Adrian Lyne Is Making Cinema Horny Again With ‘Deep Water’

We’re in a period of American where it’s often argued that eroticism in film seems to be on a decline. Do you agree?

Well, people say that stuff. I mean, I don’t really think too much about generalizations like that really. They always talk about eroticism like it’s a commodity or something. I think it’s just part of your relationship, part of my relationship. I’ve always liked movies that are about you or me, where the public can put their feet in the shoes of the actors and live a bizarre relationship through them, rather than their own. That’s what’s fun to me, really. I can appreciate Dune, or Matrix, or whatever, but I don’t particularly want to make them. I think it’s more fun when it’s close to home, and you’re seeing how much you can push people.

Is there a point, though, where it’s crazy to you to think that movies like Fatal Attraction or Flashdance were the biggest grossing hits of that year to nowadays, where it seems like the adult drama is being squeezed out of the mainstream?

I think it’s a pity, really. I mean, I would never now get the money I got—it wasn’t very expensive, but I wouldn’t get that sort of money to make Fatal Attraction now. I mean, I wouldn’t get it made [at all]], I’m sure I wouldn’t get it made.

I’ve seen you say elsewhere that it gets frustrating when the only takeaway from your films is the sex. What’s the takeaway that you’d rather viewers have?

I think the important thing is that they don’t forget it. The important thing is that they argue about it, disagree about it. I like making films where people disagree, because it creates discussion. For example, I did a film called Jacob’s Ladder. It’s the film I’m most proud of, I think. But it was a movie at the time when it came out, nobody understood a word of it. Now, it’s a movie that people talk about a lot, and there was a remake of it. It’s a movie actually that needed a couple of viewings to make you understand it, really. So, I love that. I like it when they haven’t forgotten your movie by dinner, and they’re still talking about it. They don’t have to agree, as long as it inspires discussion.

One filmmaker whose work I feel has a kinship with yours is Paul Verhoeven.
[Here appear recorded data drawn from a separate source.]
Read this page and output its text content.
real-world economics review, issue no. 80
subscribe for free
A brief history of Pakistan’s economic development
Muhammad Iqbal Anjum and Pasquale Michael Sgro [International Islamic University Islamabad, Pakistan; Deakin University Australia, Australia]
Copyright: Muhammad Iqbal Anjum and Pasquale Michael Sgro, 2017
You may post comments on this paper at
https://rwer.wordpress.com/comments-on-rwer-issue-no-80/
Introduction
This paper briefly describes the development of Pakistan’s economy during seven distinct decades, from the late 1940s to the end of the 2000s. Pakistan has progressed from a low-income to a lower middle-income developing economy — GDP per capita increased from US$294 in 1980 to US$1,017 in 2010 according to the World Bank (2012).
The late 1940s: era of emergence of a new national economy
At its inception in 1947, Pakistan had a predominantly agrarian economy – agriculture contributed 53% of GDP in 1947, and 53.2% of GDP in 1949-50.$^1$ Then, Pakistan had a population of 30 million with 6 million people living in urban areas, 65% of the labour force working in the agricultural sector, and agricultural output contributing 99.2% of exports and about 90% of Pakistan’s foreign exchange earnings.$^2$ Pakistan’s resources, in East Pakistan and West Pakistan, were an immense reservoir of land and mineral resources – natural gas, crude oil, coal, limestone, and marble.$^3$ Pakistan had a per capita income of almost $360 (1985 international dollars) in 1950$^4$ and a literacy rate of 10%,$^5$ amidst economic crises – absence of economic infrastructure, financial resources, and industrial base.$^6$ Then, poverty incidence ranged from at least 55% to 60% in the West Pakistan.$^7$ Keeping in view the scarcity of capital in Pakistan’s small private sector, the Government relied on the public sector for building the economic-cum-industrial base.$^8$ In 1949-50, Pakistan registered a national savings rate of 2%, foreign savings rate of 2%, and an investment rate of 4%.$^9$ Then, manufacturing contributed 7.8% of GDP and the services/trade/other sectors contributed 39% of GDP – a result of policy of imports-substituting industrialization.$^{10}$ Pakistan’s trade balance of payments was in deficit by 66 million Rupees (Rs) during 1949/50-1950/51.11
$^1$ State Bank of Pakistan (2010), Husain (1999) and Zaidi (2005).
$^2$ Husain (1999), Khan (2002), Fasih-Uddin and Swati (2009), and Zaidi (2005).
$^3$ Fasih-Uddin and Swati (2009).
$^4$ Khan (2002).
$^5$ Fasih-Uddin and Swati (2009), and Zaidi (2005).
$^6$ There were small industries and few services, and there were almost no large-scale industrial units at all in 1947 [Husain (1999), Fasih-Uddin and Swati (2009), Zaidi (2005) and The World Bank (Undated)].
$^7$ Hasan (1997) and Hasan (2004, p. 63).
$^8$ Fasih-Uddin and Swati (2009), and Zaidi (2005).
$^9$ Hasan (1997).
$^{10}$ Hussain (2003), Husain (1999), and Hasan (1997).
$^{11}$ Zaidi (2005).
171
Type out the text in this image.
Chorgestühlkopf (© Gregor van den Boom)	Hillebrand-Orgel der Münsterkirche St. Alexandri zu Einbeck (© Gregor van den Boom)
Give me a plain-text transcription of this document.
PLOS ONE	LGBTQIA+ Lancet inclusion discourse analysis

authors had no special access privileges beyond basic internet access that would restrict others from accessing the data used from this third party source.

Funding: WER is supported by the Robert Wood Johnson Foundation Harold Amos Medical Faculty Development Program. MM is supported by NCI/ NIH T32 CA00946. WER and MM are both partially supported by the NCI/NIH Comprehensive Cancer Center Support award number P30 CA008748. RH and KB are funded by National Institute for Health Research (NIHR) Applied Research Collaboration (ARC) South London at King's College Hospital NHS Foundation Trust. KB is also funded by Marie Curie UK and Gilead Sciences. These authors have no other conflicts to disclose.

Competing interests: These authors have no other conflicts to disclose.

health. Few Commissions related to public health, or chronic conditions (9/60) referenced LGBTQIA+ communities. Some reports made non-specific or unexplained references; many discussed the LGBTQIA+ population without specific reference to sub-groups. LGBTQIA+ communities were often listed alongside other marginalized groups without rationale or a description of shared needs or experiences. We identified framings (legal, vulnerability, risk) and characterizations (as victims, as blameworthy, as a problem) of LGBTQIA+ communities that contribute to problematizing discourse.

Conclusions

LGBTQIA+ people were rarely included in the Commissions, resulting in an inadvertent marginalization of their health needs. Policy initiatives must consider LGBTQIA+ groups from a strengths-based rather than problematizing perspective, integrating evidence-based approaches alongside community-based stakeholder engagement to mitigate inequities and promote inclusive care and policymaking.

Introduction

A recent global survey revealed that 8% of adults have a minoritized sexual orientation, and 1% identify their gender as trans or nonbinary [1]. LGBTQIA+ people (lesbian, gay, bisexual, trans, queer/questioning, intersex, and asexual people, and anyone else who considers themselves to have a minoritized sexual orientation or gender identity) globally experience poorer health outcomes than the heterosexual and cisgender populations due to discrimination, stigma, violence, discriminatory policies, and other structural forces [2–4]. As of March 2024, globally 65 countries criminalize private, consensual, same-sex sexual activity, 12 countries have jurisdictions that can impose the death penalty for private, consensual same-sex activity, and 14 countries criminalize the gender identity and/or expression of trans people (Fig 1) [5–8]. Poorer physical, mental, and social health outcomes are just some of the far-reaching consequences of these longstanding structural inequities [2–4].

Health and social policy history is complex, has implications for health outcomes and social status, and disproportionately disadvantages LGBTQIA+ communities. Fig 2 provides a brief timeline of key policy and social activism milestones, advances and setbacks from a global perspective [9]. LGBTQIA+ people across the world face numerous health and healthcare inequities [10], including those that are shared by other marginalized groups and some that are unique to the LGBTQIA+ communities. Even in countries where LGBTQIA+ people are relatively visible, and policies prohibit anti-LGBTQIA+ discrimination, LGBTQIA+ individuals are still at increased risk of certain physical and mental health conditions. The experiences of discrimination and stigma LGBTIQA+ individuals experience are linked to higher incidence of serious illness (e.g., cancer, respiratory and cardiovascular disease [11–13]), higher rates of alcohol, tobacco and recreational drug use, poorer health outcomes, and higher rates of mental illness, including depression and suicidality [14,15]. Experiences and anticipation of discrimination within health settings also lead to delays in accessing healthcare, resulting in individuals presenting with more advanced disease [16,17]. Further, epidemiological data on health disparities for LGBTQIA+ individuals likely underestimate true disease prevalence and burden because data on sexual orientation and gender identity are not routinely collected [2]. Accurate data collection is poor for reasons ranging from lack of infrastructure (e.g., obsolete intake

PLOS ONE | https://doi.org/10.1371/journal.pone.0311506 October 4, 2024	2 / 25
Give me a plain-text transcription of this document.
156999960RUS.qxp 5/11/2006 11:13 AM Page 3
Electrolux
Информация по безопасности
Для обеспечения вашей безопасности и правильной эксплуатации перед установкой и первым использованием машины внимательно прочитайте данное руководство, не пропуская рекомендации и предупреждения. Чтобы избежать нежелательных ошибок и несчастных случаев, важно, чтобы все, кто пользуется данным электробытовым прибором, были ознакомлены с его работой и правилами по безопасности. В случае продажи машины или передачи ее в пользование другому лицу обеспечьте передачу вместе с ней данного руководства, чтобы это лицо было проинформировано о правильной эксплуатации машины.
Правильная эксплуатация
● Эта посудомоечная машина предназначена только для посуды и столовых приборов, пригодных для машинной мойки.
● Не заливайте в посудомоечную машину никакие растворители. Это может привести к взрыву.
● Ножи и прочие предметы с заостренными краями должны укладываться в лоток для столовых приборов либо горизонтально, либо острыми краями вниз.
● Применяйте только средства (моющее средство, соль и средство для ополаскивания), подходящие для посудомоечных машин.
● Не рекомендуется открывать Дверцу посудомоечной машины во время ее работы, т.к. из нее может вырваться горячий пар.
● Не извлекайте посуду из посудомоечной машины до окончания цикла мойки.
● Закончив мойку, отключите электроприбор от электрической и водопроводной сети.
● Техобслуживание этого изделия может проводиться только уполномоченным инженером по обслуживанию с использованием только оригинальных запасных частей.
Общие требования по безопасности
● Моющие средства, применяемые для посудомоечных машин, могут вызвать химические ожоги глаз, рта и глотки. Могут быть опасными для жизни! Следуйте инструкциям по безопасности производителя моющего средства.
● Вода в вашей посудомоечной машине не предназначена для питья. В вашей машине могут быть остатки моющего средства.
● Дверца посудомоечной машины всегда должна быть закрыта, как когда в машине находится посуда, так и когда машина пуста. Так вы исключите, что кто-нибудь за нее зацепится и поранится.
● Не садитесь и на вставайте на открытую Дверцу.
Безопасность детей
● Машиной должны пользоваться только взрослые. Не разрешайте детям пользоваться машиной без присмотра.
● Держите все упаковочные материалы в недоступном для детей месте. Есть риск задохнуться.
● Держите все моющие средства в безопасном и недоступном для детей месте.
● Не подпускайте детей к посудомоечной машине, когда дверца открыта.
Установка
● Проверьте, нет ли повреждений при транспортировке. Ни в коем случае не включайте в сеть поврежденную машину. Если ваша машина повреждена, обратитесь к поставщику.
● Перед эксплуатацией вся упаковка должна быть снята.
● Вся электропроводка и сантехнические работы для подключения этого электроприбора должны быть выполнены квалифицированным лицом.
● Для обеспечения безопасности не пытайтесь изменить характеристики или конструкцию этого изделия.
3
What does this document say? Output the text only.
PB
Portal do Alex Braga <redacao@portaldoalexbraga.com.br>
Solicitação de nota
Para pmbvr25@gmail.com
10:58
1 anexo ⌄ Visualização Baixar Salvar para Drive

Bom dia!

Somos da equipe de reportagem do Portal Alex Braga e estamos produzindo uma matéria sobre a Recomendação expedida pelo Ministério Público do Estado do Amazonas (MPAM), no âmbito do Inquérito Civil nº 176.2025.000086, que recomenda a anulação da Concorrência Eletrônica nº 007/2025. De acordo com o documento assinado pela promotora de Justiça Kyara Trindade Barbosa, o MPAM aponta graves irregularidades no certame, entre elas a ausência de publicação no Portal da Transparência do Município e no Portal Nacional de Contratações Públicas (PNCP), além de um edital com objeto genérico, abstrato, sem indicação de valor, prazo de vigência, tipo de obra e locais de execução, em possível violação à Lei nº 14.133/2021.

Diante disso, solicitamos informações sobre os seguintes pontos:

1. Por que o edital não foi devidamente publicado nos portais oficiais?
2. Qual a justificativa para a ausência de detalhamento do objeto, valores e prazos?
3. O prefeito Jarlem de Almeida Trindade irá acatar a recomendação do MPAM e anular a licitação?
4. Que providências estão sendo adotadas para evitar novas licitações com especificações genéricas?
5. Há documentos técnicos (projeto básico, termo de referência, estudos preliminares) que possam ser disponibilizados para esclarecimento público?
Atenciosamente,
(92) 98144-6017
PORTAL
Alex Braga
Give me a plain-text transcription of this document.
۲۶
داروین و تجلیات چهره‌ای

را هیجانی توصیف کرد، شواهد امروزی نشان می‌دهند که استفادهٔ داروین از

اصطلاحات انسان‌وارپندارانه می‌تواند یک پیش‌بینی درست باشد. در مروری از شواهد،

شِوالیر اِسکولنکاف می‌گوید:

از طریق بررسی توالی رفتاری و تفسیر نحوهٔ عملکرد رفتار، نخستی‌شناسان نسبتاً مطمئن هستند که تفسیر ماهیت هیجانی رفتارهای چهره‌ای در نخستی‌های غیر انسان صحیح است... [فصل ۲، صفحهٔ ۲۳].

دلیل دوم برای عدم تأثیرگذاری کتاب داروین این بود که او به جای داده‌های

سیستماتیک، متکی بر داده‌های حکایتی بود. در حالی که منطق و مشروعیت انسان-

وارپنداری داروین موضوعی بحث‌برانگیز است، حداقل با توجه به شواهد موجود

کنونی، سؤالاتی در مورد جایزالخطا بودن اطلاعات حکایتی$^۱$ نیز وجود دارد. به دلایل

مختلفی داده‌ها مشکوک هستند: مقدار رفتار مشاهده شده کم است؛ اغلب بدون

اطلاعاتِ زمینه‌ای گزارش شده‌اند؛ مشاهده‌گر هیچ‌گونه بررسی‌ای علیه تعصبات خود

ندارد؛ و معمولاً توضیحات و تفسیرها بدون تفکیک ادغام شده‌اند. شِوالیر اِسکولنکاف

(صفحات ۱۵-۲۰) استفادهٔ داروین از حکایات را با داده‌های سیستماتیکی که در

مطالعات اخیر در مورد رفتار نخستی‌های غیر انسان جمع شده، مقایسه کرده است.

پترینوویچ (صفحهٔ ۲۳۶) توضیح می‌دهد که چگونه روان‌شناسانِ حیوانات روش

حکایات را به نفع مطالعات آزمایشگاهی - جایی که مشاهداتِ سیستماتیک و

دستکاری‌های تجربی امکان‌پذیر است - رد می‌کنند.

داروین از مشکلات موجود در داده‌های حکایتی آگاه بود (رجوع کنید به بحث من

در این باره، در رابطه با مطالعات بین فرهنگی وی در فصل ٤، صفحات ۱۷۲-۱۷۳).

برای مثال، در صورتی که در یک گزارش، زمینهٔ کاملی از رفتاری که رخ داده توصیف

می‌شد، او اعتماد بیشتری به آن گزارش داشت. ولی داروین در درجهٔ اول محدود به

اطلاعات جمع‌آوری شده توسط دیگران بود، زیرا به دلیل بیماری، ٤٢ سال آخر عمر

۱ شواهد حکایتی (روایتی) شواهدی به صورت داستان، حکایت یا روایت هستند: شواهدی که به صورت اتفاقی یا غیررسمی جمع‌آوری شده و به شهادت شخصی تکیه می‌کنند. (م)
A lot of the films I like most were actually his European ones, his Dutch films. There’s a marvelous movie called Spetters, you should see that—funny title. I like his work. I like Paul Thomas Anderson a lot. I like this guy Sorrentino—Have you seen Hand of God? It’s the best movie of the year, really.

Jacob’s Ladder is the movie you’re most proud of, but is that your overall favorite movie of yours?

Yeah, maybe. I’m proud of this one, I have to say. I watched it a lot, and I don’t get tired of it. I like it because it’s complicated because you’re thrown around a little bit, I like it because it’s unusual.

Did this inspire you to ramp things up and make some more films soon?

Oh, yeah. I’ll have to do my next one a lot quicker than I did last time.